The giant comets, termed centaurs, move on unstable orbits crossing the paths of the massive outer planets Jupiter, Saturn, Uranus and Neptune. The planetary gravitational fields can occasionally deflect these objects in towards the Earth.
Centaurs are typically 50 to 100 kilometers across, or larger, and a single such body contains more mass than the entire population of Earth-crossing asteroids found to date. Calculations of the rate at which centaurs enter the inner solar system indicate that one will be deflected onto a path crossing the Earth’s orbit about once every 40,000 to 100,000 years. Whilst in near-Earth space they are expected to disintegrate into dust and larger fragments, flooding the inner solar system with cometary debris and making impacts on our planet inevitable.
Known severe upsets of the terrestrial environment and interruptions in the progress of ancient civilizations, together with our growing knowledge of interplanetary matter in near-Earth space, indicate the arrival of a centaur around 30,000 years ago. This giant comet would have strewn the inner planetary system with debris ranging in size from dust all the way up to lumps several kilometers across.
A decade ago, Stephen Hawking observed that one of the major factors in the possible scarcity of intelligent life in our galaxy is the high probability of an asteroid or comet colliding with inhabited planets.

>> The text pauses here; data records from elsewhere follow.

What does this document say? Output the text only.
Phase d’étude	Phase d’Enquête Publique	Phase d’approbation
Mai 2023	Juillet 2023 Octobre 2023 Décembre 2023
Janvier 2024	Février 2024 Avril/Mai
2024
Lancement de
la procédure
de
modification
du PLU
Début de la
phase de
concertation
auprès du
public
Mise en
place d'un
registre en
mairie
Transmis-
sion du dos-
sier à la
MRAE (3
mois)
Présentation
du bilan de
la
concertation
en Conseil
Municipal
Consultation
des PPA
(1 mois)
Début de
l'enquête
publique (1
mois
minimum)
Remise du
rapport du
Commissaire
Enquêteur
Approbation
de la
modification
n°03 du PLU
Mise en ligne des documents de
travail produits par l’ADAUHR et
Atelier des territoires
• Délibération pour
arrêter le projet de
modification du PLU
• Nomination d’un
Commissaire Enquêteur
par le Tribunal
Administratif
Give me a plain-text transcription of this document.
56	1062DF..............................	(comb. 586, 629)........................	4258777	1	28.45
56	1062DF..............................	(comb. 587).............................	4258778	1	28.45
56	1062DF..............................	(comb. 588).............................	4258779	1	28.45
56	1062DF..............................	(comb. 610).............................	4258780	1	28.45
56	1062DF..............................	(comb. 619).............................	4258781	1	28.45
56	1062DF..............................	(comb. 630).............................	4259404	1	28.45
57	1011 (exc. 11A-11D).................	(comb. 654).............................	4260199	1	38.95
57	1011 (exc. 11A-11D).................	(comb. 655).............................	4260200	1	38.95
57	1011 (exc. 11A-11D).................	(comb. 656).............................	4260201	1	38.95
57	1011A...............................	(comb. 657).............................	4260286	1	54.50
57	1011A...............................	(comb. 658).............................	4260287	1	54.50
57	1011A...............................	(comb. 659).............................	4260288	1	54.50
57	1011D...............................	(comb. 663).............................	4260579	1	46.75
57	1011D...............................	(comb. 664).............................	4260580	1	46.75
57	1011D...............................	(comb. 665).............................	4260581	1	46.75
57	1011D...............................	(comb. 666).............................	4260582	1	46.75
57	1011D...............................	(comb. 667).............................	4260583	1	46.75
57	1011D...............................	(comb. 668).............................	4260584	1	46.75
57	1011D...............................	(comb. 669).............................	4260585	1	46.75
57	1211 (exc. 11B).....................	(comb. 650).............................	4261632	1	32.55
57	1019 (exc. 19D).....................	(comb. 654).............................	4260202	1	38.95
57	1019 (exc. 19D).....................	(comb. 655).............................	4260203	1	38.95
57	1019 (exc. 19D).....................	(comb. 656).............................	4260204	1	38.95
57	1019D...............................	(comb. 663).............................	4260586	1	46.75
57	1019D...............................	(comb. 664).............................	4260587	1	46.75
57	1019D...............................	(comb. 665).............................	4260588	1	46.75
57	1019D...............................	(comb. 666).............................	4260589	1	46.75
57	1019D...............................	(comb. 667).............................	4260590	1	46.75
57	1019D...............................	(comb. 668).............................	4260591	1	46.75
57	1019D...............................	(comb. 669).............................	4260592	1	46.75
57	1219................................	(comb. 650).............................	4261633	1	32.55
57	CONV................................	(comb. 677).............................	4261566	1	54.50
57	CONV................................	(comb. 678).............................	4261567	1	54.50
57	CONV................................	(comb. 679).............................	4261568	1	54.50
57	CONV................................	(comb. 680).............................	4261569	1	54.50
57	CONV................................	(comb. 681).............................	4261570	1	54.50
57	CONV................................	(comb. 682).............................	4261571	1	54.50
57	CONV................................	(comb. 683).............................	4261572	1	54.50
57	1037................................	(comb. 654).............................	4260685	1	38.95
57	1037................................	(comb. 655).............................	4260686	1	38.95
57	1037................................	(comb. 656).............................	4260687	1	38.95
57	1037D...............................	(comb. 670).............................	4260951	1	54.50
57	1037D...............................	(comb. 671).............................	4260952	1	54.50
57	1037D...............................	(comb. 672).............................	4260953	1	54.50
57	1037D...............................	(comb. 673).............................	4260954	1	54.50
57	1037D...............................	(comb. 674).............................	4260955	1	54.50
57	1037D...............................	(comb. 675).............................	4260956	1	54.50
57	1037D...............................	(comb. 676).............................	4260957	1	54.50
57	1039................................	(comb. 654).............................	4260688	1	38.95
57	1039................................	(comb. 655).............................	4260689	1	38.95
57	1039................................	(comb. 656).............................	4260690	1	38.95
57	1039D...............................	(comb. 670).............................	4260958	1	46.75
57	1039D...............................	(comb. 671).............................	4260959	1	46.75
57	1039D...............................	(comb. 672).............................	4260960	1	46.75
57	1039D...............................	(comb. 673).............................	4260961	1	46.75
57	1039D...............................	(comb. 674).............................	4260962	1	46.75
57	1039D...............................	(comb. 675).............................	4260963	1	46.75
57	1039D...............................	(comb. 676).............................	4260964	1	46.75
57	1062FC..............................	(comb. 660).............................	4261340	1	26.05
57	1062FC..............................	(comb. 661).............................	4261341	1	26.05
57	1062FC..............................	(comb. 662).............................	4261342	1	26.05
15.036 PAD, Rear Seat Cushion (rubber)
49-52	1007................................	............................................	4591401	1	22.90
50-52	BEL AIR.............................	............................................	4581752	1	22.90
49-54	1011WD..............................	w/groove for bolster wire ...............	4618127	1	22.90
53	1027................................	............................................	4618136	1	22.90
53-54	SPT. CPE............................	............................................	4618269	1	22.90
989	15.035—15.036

This week, a team of astronomers from Armagh Observatory and the University of Buckingham reported that the discovery of hundreds of giant comets in the outer planetary system over the last two decades means that these objects pose a much greater hazard to life than asteroids.
The team, made up of Professors Bill Napier and Duncan Steel of the University of Buckingham, Professor Mark Bailey of Armagh Observatory, and Dr David Asher, also at Armagh, publish their review of recent research in the December issue of Astronomy & Geophysics (AandG), the journal of the Royal Astronomical Society.
Because they are so distant from the Earth, Centaurs appear as pinpricks of light in even the largest telescopes. Saturn’s 200-km moon Phoebe, seems likely to be a Centaur that was captured by that planet’s gravity at some time in the past.